The RawTherapee code breaks into three parts: the image processing library, an Exif support library, and the GUI application itself. Bug reports and enhancement requests have already begun to appear at the Google Code site; Horváth has stated that his top priority for the moment is working out the kinks in the CMake build system.
Moving forward, Horváth's intent to focus on the image processing core is a key component of the 3.x roadmap. Part of the rewrite that led up to 3.0 alpha 1 — although not yet visible to end users — is a separation of the editor component to make it easier to add more algorithms, such as additional demosaicing and noise-reduction choices and new tools to correct fringing and perspective distortion.

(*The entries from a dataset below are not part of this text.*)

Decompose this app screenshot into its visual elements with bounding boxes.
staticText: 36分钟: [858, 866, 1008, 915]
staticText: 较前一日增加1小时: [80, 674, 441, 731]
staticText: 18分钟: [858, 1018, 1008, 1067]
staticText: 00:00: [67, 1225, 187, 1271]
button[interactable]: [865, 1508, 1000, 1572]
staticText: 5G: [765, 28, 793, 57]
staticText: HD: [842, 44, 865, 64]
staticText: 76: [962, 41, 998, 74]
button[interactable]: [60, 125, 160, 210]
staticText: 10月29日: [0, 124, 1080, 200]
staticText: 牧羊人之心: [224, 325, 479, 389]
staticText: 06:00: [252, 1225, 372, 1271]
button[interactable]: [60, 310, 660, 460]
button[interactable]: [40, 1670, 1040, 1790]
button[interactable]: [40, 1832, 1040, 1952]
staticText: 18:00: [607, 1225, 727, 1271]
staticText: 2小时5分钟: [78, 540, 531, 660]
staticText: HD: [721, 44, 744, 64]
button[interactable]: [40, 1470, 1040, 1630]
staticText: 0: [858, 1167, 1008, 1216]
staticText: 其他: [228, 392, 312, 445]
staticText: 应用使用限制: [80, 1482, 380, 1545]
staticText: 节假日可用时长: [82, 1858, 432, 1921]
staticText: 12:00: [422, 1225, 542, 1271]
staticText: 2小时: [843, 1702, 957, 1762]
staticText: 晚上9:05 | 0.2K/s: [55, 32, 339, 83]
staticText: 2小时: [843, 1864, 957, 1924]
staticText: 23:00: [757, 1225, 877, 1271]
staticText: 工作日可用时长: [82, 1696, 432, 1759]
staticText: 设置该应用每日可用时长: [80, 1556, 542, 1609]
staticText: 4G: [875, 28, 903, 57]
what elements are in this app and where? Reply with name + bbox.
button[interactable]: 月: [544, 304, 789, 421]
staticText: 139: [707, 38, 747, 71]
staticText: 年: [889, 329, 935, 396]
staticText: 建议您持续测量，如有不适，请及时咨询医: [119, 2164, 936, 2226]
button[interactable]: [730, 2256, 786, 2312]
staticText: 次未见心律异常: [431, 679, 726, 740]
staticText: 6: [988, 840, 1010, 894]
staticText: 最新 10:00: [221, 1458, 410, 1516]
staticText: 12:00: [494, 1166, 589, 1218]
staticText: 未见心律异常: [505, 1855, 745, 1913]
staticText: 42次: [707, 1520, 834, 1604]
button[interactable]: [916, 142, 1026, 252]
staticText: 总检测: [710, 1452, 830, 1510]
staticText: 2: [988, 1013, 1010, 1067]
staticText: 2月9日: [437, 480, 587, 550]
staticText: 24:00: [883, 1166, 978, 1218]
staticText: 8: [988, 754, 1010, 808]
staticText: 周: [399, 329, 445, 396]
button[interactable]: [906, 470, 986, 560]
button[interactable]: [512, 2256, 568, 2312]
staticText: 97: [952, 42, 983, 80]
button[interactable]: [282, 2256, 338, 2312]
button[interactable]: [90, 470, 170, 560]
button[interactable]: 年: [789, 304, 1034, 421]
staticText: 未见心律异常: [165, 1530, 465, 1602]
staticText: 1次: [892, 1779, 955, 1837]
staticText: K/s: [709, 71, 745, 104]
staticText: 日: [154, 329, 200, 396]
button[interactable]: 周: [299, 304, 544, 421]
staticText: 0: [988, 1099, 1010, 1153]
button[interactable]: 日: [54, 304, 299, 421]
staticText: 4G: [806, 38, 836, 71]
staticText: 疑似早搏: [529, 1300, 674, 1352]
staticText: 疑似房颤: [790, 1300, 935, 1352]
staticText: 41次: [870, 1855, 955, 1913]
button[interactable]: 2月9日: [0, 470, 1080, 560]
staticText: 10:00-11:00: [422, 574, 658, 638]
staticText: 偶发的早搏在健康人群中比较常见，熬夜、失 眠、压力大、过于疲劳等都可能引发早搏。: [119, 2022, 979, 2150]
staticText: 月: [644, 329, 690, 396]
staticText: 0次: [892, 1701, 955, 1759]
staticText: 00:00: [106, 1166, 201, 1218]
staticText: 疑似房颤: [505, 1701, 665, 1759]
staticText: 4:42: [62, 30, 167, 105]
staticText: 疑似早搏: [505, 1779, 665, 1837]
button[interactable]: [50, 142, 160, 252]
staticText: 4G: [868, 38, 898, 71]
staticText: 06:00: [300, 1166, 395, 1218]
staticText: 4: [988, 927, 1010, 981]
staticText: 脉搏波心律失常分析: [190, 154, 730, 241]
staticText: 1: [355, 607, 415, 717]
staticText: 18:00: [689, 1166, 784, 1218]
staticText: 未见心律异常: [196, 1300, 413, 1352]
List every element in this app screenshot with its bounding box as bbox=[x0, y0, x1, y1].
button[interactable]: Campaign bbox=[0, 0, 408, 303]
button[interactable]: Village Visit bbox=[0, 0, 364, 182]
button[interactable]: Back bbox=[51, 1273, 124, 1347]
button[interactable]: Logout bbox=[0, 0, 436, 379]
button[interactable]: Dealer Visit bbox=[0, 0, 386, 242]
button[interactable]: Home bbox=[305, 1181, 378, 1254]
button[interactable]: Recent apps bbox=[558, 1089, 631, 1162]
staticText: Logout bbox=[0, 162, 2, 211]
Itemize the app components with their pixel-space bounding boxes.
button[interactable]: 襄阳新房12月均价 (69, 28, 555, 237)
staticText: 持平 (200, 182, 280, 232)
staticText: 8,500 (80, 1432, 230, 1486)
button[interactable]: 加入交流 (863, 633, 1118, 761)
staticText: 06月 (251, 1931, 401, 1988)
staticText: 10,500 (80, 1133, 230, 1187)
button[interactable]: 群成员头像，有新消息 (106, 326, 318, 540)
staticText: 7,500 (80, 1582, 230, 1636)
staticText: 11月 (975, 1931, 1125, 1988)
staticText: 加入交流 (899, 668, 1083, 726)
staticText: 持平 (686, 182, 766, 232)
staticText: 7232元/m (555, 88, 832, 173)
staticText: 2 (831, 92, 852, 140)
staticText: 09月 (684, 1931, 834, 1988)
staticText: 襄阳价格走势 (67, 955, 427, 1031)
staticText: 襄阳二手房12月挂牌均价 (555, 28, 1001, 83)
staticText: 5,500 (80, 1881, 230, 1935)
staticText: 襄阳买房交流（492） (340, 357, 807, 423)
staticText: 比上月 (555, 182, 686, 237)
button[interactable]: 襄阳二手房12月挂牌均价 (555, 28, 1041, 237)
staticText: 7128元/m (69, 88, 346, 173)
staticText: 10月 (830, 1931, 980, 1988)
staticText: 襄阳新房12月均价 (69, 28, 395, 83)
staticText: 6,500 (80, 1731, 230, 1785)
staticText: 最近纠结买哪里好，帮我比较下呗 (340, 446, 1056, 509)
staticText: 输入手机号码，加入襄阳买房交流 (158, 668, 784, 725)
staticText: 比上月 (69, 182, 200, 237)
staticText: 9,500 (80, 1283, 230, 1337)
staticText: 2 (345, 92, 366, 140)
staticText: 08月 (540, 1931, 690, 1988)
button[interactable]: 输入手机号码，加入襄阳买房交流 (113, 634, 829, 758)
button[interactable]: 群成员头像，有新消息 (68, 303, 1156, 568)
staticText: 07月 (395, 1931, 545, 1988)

Looking at the state of RawTherapee and its user base, the decision to move the code to an open source license is undoubtedly a good one. The application already has an active community, including many Linux users and language translators. But as Horváth discovered maintaining the project in closed source state, supporting that user community's bug reports and support requests became more and more time consuming as the project grew in popularity — a fact many solo software developers may not consider when starting a new project.
Furthermore, Horváth wants to focus on the part of the code he
finds most interesting, the image adjustment algorithms. By adopting a
free software license, RawTherapee might be able to slim down by swapping out some other components for existing open libraries (such as libexiv, rather than its own separate Exif library).
There is clearly room for what Horváth wants to do with RawTherapee in the open source graphics space. Arguably the most similar raw converter, Rawstudio, takes a different approach, aiming to make raw image editing accessible for the average non-technical photographer. RawTherapee's decision to make multiple user-selectable algorithms available for so many controls will make it appealing to a different crowd, those that like to experiment or who have very specific opinions about their image editing. There are other raw-capable editors and applications, such as Digikam, that emphasize more image collection management, raster editing, or other functions.
All in all, RawTherapee has been a consistently good performer on Linux and Windows for years. As one of the few free choices in a space dominated by high-priced applications, it was a standout. Considering that most of the underpinnings of raw image editing — dcraw, Exif and IPTC, and the various mathematical algorithms — are not proprietary, it only makes sense that good, open source solutions would emerge. With the upcoming 3.0 release, it is excellent to see that RawTherapee will be among them.